In 2006, we saw the same successful pattern with our average recommendation gaining 27%, while the S&P to date is up around 14%.

Our success has nothing to do with luck or a "crystal ball." We just believe in understanding trends, and riding the right ones at the right time — avoiding the imposters along the way — and then acting on our intelligence to know when it's time to step aside.

But it's not that easy for the average investor to accomplish on his or her own. You need to have a source you can rely on.

Unlike most other financial newsletters, with Financial Intelligence Report, there is no hype. There are no absurd claims. It's just thoroughly researched, accurate information, reasonable projections and excellent investment advice from some of the best financial minds in the country.

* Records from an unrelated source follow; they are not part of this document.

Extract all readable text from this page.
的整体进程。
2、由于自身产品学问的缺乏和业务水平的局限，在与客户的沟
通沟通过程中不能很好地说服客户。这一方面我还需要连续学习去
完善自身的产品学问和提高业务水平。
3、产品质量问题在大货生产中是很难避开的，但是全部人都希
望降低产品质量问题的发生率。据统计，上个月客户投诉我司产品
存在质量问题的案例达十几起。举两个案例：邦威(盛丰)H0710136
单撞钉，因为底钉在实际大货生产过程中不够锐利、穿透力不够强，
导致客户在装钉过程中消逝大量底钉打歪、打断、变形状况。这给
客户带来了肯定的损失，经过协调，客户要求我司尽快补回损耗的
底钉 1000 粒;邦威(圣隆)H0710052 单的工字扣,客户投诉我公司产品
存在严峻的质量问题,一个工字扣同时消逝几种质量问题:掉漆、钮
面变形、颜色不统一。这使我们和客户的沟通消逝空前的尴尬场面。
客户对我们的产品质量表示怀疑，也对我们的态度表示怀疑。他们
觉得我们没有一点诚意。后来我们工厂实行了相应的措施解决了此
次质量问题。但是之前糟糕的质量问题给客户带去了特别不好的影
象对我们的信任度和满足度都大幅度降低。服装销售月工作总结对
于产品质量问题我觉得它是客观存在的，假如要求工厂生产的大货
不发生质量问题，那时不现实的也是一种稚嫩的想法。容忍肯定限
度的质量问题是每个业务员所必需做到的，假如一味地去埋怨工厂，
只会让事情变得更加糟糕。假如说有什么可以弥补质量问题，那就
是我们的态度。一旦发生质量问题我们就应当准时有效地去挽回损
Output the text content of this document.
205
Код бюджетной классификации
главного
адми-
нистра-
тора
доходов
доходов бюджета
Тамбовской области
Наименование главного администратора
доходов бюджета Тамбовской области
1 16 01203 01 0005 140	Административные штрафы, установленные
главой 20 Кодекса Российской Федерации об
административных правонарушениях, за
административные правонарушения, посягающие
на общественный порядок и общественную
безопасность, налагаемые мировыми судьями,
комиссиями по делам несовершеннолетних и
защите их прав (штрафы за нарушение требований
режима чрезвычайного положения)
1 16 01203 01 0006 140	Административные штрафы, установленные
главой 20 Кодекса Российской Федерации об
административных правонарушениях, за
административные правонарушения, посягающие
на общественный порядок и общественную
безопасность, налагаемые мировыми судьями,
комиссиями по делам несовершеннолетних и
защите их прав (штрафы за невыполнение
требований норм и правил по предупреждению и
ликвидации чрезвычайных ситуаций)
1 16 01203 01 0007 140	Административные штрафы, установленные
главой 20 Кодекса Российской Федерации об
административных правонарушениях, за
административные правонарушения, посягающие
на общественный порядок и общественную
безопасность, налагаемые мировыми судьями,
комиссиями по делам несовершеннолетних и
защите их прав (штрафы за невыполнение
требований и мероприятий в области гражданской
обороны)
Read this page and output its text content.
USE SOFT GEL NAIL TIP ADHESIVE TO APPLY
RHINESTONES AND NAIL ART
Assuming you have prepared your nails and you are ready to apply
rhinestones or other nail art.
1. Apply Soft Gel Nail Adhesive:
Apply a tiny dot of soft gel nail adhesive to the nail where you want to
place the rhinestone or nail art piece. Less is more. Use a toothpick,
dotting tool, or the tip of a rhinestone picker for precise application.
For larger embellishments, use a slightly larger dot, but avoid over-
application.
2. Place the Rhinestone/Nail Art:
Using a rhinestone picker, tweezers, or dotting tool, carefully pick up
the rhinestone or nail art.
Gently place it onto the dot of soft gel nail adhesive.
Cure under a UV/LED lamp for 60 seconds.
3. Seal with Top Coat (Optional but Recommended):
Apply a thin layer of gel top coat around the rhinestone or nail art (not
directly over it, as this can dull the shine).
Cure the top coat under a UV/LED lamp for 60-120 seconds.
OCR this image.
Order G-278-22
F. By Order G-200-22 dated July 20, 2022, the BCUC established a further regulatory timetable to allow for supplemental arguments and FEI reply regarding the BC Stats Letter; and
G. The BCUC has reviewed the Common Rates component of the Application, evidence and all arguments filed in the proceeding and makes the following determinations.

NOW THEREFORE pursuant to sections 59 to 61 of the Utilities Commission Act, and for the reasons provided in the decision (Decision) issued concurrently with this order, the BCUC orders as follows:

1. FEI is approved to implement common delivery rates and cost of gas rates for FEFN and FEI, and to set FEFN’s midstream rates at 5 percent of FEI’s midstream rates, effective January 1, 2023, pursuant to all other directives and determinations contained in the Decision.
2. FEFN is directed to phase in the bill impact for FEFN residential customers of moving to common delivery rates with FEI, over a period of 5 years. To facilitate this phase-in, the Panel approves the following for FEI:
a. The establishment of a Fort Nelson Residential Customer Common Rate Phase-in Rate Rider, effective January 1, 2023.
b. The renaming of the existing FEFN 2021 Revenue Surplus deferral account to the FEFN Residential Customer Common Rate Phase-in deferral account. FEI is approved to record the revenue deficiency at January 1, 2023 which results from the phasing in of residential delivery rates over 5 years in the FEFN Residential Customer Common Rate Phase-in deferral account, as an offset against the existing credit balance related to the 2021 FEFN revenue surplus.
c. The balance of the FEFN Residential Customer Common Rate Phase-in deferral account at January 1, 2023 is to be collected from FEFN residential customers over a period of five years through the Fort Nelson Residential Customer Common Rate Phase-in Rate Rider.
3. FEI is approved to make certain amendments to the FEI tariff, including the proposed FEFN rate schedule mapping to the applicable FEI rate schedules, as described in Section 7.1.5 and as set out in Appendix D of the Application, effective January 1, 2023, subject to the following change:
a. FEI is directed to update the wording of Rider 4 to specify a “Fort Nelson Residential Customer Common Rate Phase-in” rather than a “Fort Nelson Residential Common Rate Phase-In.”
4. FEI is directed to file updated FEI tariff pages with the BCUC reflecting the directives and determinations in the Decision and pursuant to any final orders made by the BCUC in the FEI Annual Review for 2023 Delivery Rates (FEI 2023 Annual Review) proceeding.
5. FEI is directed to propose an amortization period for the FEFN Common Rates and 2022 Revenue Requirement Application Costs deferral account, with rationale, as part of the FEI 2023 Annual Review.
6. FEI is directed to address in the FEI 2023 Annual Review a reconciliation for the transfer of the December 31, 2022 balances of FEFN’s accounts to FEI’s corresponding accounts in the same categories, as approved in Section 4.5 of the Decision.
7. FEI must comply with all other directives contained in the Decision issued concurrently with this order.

In fact, Financial Intelligence Report is more like a white-paper report that major trust companies send to their billionaire clients.

Most investment newsletters providing this type of incisive coverage typically cost $200 to $800 a year. Some cost well over $1,000.

So how much does Financial Intelligence Report cost?

Typically, FIR costs just $199 for a one-year subscription. But today we have an even better offer for you!

No-Risk, Limited-Time Offer

For a limited time only you can sign up for a one-year trial subscription to FIR at the special introductory price of just $99 (12 monthly issues), save more than 50% off the regular price of $199 and get "Four Ways to Profit From Oil Bust 2008" absolutely FREE!